Around 900,000 members of an all-female community health force began a two-day strike on Friday, protesting that they were being roped in to help with contact tracing, personal hygiene drives and in quarantine centers, but weren’t given personal protective equipment or additional pay, according to organizer A.R. Sindhu.

The health workers, known as Accredited Social Health Activists, or ASHA, which means 'hope' in several Indian languages, have been deployed in each village on behalf of the Health Ministry. Their work ranges from escorting children to immunization clinics to counseling women on childbirth.

A nun wearing a mask as a precaution against the coronavirus walks past a wall painting with a saying 'Taking care of nature is taking care of yourself' in Dharmsala, India, August 6, 2020. /AP

A nun wearing a mask as a precaution against the coronavirus walks past a wall painting with a saying 'Taking care of nature is taking care of yourself' in Dharmsala, India, August 6, 2020. /AP

But while their regular work hasn't reduced, they are increasingly being involved by state governments in the fight against the pandemic, said Sindhu.

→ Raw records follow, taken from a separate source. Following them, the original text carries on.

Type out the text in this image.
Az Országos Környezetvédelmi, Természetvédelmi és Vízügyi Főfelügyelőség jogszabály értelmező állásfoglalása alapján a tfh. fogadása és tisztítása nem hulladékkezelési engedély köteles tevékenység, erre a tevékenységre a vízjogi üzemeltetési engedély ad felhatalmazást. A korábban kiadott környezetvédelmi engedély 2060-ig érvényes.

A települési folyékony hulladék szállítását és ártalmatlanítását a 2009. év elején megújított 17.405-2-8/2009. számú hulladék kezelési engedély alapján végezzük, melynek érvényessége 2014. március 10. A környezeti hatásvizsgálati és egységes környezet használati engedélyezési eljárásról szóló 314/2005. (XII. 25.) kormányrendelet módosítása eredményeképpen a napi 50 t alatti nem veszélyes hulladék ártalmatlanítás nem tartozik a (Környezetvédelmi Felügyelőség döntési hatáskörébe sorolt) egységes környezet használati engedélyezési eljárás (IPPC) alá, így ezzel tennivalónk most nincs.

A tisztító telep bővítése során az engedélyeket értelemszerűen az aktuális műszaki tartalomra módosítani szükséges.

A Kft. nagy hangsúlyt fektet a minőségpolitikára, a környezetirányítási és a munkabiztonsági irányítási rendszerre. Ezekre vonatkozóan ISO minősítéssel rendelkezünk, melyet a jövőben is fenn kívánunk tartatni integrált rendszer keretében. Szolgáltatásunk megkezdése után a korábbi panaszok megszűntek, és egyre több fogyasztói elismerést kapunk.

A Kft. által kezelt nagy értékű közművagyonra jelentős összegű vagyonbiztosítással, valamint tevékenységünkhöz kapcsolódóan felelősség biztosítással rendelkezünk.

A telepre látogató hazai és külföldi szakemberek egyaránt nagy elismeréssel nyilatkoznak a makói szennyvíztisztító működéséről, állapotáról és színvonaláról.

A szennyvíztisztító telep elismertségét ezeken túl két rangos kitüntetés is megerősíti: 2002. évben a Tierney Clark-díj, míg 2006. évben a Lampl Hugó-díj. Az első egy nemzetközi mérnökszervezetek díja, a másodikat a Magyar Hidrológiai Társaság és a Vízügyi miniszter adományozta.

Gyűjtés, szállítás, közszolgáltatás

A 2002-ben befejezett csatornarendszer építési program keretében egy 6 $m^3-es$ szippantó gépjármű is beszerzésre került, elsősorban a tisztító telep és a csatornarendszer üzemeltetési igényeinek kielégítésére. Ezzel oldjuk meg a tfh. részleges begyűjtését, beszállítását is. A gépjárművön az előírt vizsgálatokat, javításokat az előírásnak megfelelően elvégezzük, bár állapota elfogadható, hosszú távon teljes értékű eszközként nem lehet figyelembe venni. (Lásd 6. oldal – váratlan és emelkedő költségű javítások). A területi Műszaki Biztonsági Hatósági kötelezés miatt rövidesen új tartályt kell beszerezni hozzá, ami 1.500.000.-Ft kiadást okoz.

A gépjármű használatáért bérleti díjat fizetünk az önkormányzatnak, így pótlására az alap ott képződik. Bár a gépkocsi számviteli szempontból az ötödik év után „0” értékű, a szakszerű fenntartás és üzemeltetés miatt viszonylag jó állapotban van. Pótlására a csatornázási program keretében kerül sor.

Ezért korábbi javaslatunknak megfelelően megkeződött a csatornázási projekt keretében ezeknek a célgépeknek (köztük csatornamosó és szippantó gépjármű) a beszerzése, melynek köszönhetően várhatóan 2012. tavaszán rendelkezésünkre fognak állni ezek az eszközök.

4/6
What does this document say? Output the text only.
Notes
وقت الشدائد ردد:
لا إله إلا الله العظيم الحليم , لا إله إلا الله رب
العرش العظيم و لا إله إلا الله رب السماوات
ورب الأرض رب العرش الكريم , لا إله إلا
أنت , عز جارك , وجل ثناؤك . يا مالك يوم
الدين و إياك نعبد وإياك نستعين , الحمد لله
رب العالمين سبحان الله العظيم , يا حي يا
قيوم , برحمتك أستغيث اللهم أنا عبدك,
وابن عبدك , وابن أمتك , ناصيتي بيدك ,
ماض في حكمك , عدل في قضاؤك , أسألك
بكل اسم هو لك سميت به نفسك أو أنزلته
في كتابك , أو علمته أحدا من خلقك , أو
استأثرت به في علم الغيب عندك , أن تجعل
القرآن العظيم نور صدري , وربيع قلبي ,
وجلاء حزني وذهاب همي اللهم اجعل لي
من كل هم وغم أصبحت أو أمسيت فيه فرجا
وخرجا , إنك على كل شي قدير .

"But ASHA workers don’t have masks or PPEs or even sanitizers," she said.

She added that although the work has increased and become more dangerous, their salaries remain static at roughly 2,000 rupees (about 27 U.S. dollars) per month. And the families of at least a dozen women who she said died from the virus didn’t receive compensation from India's federal insurance for front-line health care workers because their deaths were not recorded as COVID-19 deaths.

Manisha Verma, a spokesperson for the Health Ministry, did not immediately respond to a request for comment.

In Mumbai, the capital of central Maharashtra state, cases had plateaued after months of steady growth. But rural parts were seeing an opposite trend.

Dr. S.P. Kalantri, the director of a hospital in the village of Sevagram in Maharashtra, about 74 kilometers from the city of Nagpur, said that younger people were cavalier about social distancing and masks. Fatigue and increased familiarity with the disease, which has been most fatal to Indians above the age of 60 with comorbidities, had resulted in people not being as vigilant, he said.

"Everyone thinks it won't be them," he said.

Like in much of the rest of the world, many Indians appeared to be counting on a therapeutic treatment or a vaccine to contain the spread of the disease.

India has launched two of the world’s dozen and a half prospective vaccines into human trials, with vaccine-maker Zydus Cadila announcing it had completed phase 1 trials of its DNA-based vaccine on Thursday.

The country will be vital to global vaccination efforts, regardless of whether its own attempts work. The world’s largest vaccine maker, the Serum Institute in the central city of Pune, has ramped up capacity to manufacture as many as a billion doses in development by AstraZeneca and the University of Oxford, which is in phase 2 trials in India and England, and phase 3 trials in Brazil and South Africa.

Researchers are hoping to launch the Oxford vaccine for emergency use by October.